Tax the BOTTLE that the water comes in. That gives the manufacturer of the water an incentive to find a *different* material to store their product in. Make it $1 tax per bottle, and I guarantee that every one of those manufacturers will have a solution within a month.

I'll bet they come up with refillable bottles, and retool their water distribution method. Stick yer $5 refillable Evian bottle into the machine, and for $0.25 the machine fills it up...

Then Evian can turn around and talk about how wonderful their new "green" distribution system is, and how they are working to improve the environment, and blah-de-blah-blah-blah.

The market will find the solution. NOT the government.



Many of the previous posters appear to have wide totalitarian streaks; yeah! for free markets, but only insofar as they don't conflict with your hobbyhorses, eh?


As someone who drinks water in preference to soft drinks, I find it very useful to have bottled water available. Sure, in my own office I can use a water cooler, but when I'm visiting somewhere, especially as a tourist, it's important for water to be as available to me as Coke(TM) is. Drinking fountains are vile, I don't want to carry a cup around, and the only other option is to buy drinks. Why should only pop and juice be on offer?


why not require them to make biodegradable bottles? I reuse the bottles all the time .


(I'm not defending insanity like water flown in from Fiji or something like that, just the convenience value of local bottled water.)

g p burdell

I'm drinking a bottle right now, in a meeting (yes, I'm on here instead of paying attention).
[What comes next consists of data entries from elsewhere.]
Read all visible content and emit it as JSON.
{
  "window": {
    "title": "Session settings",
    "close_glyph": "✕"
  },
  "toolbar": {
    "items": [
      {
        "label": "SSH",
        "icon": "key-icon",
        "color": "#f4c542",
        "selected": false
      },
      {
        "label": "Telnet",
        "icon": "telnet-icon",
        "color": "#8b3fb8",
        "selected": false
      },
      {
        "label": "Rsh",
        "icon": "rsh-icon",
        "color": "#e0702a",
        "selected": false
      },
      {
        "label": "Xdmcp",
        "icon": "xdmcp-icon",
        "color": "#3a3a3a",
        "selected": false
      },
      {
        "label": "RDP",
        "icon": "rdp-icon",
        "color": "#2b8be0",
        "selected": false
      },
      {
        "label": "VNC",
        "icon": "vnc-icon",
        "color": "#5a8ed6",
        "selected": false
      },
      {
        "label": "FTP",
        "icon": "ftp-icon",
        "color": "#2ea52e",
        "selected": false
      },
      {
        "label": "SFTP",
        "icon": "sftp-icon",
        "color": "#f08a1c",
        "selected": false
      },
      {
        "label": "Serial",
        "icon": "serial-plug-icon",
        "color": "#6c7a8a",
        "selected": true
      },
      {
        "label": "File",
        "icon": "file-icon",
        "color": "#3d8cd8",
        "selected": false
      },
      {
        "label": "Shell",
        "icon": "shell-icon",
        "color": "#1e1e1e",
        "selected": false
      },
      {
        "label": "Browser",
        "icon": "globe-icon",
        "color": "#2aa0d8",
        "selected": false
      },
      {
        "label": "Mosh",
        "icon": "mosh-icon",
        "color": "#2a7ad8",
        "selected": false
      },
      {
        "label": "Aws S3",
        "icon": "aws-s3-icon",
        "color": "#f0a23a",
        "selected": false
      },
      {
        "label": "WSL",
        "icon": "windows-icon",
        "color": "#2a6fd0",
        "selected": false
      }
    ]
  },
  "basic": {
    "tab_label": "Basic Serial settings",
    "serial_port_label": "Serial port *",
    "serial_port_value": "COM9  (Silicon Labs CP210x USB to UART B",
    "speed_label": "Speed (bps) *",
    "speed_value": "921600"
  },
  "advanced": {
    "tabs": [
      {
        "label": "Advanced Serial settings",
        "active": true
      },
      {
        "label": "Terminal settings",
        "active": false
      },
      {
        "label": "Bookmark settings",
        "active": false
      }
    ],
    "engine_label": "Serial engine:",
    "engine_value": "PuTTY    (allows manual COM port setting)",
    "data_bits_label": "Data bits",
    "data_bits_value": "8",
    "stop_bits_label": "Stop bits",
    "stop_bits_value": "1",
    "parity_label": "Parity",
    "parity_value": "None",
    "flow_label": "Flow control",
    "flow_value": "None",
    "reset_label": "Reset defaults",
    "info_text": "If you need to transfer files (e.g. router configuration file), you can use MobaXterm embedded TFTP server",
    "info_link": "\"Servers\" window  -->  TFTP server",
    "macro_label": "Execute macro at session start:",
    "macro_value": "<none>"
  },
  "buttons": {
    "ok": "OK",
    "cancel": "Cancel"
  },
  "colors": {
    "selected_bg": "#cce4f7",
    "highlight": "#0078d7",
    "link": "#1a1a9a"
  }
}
That said, I agree. Bottled water is now my sworn enemy.

@Bo - I agree, but I think the bottled water represented a significant quantum leap in bottled beverage production and consumption, but of course I have no data to prove that.

Alex W

The environmental impact is certainly just as bad. The socioeconomic impact is slightly less for other bottled beverages though. We don't all have taps in our homes that dispense Coke for pennies a gallon.

We already have a great distribution infrastructure for perfectly potable water in our area of the world. Bottling it and shipping is economically unsound practice.

Don't get me wrong, there are certain areas of the world where bottled water is a necessity. I can think of some nations that have terribly poluted tap water. And situations like the Katrina fiasco with rampant flooding. But to be drinking it every day, just because we can? That's wrong.



A number of studies reported on this blog have shown that smokers place less of a burden on health services. It is thought that this is because they are less likely to live into old age.

While promoting good health may have been the motive in some cases, governments also tax cigarettes heavily because in general people view smoking negatively, and so taxes on cigarettes face less opposition than taxes on, for example, property or retail sales.

I also think supplying bottled water in a recyclable package is not the answer. The water still has to be transported from the bottling plant to the retailer (consider what this entails for "Fiji" water), and the bottles empty bottles have to be collected and recycled. This strikes me as much less energy efficient than using a local source and piping it around.


Remember when bottled water was just some stupid trend, and everyone laughed at it? I'd be interested in an economist's study of how long it takes for some dumb new fad to become mainstream, and why this succeeds or fails depending on the product.


Is there any evidence that shows that the increase in bottled water consumption isn't balanced by a decrease in sugary soft drink consumption? Absent that it seems a bit premature to assume there's an impact on the environment more than the alternative.